Lucid takes car of the year honors

Lucid takes car of the year honors

Autopia is an extension of TheWeeklyDriver.com, the website I started in 2004. It features automotive news, car reviews, commentary, a weekly podcast, newsletter and coverage of automotive events. It has several contributors, writers and photographers with keen observations.

For the past 16 years, I’ve also selected an end-of-the-year top-10 list of vehicles of the year. It’s based only on the new cars and trucks I drove for a week and reviewed. Every year, it’s also the only model year of the calendar year.

The Car of the Year for 2023 is the Lucid Air. The Lucid Air (Grand Touring) and Lucid Air (Pure) were reviewed among the 38 vehicles I drove for a week.

Here’s what I wrote in part in my review of the Lucid Air (Grand Touring):

“Available in Pure, Touring, Grand Touring, Grand Touring Performance, and the new-for-2023 Sapphire trims, the Lucid Air is a high-performance, handsome, and the-future-is-now vehicle that provides a new definition of a sedan.

“Spacious and wide-bodied, the reviewed Lucid Air (Grand Touring) has 819 horsepower and a 112-kWh battery that provides the dual-motor, all-wheel-drive wonder with a 516-mile range and acceleration from 0-to-60 miles per hour in 2.5 seconds.”

“For performance enthusiasts and the electric vehicle obsessed, the stats are industry-best numbers. For the rest of us, sub-three-second efforts may cause lightheadedness. Conversely, driving from San Francisco to Los Angeles and halfway home isn’t possible in many gasoline-powered vehicles. A recharge isn’t required for long hours behind the racing-styled Lucid wheel.”

Lucid needs a more expansive marketing plan. It’s the brand that can give Tesla a challenge and maybe it will. But the manufacturer would do well to expand its consumer exposure.

Several potential Tesla competitors have swiftly arrived and departed without any impact. Lucid Motors, less than two years into its luxury electric sedan life, has the potential to be the exception to end Elon Musk’s 15-year dominance.

Designed in Newark, built in Casa Grande, Arizona, and majority owned by a Saudi Arabian sovereign investment fund, Lucid’s cars at least equal the Tesla offerings in a dozen criteria. It outdoes the EV stalwart in several ways. It’s new, powerful, industry bending and has limited availability, traits Tesla also had in its infancy.

Unveiled in October 2021 as a 2022 model, Lucid produced 7,180 vehicles last year, about one-third of the original estimate after industry-wide supply chain issues. The 2023 edition is now also available without substantial changes from the debut year. Lucid said it manufactured 10,000 vehicles this year.

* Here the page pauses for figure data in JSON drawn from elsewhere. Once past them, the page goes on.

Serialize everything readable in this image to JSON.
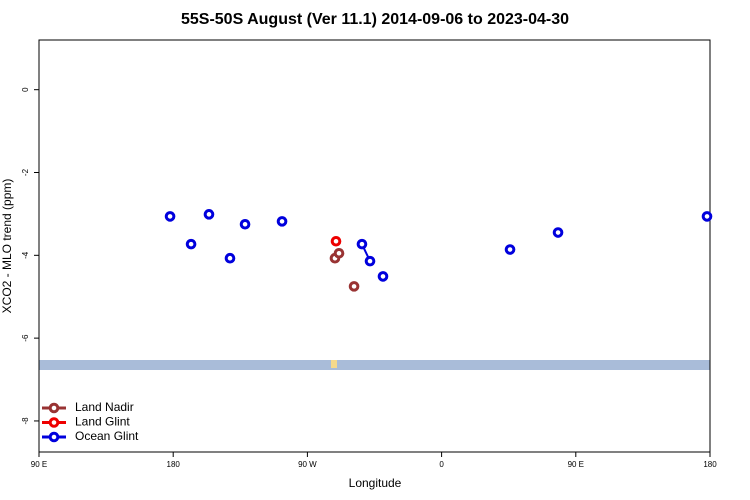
{
  "chart_data": {
    "type": "line",
    "title": "55S-50S August (Ver 11.1)   2014-09-06 to 2023-04-30",
    "x_label": "Longitude",
    "y_label": "XCO2 - MLO trend (ppm)",
    "xlim": [
      90,
      540
    ],
    "xticks": [
      {
        "value": 90,
        "label": "90 E"
      },
      180,
      {
        "value": 270,
        "label": "90 W"
      },
      {
        "value": 360,
        "label": "0"
      },
      {
        "value": 450,
        "label": "90 E"
      },
      {
        "value": 540,
        "label": "180"
      }
    ],
    "ylim": [
      -8.75,
      1.2
    ],
    "yticks": [
      0,
      -2,
      -4,
      -6,
      -8
    ],
    "legend": "bottom-left",
    "series": [
      {
        "name": "Land Nadir",
        "color": "#993333",
        "x": [
          288.5,
          291.2,
          null,
          301.3
        ],
        "values": [
          -4.07,
          -3.95,
          null,
          -4.75
        ]
      },
      {
        "name": "Land Glint",
        "color": "#ee0000",
        "x": [
          289.2
        ],
        "values": [
          -3.66
        ]
      },
      {
        "name": "Ocean Glint",
        "color": "#0000dd",
        "x": [
          177.9,
          null,
          192.0,
          null,
          204.0,
          null,
          218.1,
          null,
          228.2,
          null,
          253.0,
          null,
          306.6,
          312.0,
          null,
          320.7,
          null,
          405.9,
          null,
          438.1,
          null,
          538.0
        ],
        "values": [
          -3.06,
          null,
          -3.73,
          null,
          -3.01,
          null,
          -4.07,
          null,
          -3.25,
          null,
          -3.18,
          null,
          -3.73,
          -4.14,
          null,
          -4.51,
          null,
          -3.86,
          null,
          -3.45,
          null,
          -3.06
        ]
      }
    ]
  }
}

Joining Lucid on the top-10 list this year in order from No. 2: the Genesis G90, Genesis GV70, Hyundai Ioniq 6,  Kia EV6, Cadillac Escalade, BMW8 Competition, Toyota Prius, BMW i7 XDrive60 and the Toyota Corolla Cross Hybrid XSE.

 

Like Lucid, Genesis, the South Korean manufacturer, makes outstanding vehicles. It’s been a stand-alone brand for nearly a decade, but Genesis is still largely unknown to some car buyers. The Genesis was a former top-end sedan for Hyundai, only outdone by the low-selling and also now-defunct Equus. The latter became the Genesis G90 and debuted with the brand’s arrival in 2015 as the top-line spinoff. The G80 and G890 debuted in the United States in 2016 as 2017 models. The carmaker now has eight models.

Throughout its lineup, Genesis vehicles offer innovation, comfort, value and the same 10-year warranty parameters as Hyundai and Kia, its automotive relatives.

Two unlikely vehicles on the list are the Cadillac Escalade and the Toyota Prius. The cars couldn’t be more different. The Escalade is a behemoth gas-guzzler. But it’s an ideal, safe family cruiser. It doesn’t fit well in parking spaces and weighs nearly three tons. But it’s among the best automotive anxiety relievers in the increasingly chaotic world of driving.

The Prius, designed for 2023, has a more stealth sports car look with more horsepower, better performance and an overall welcoming appeal. Even some Prius detractors’ political silliness has stopped. It achieves nearly 60 miles per gallon.

The reviewed Prius Prime plug-in model has 220 horsepower, a substantial boost. Toyota has also addressed one of the car’s biggest drawbacks. It was sluggish. With increased power in its 2.0-liter inline setup, acceleration improves in the 0-to-60 miles per hour standard by nearly four seconds to 6.6 seconds.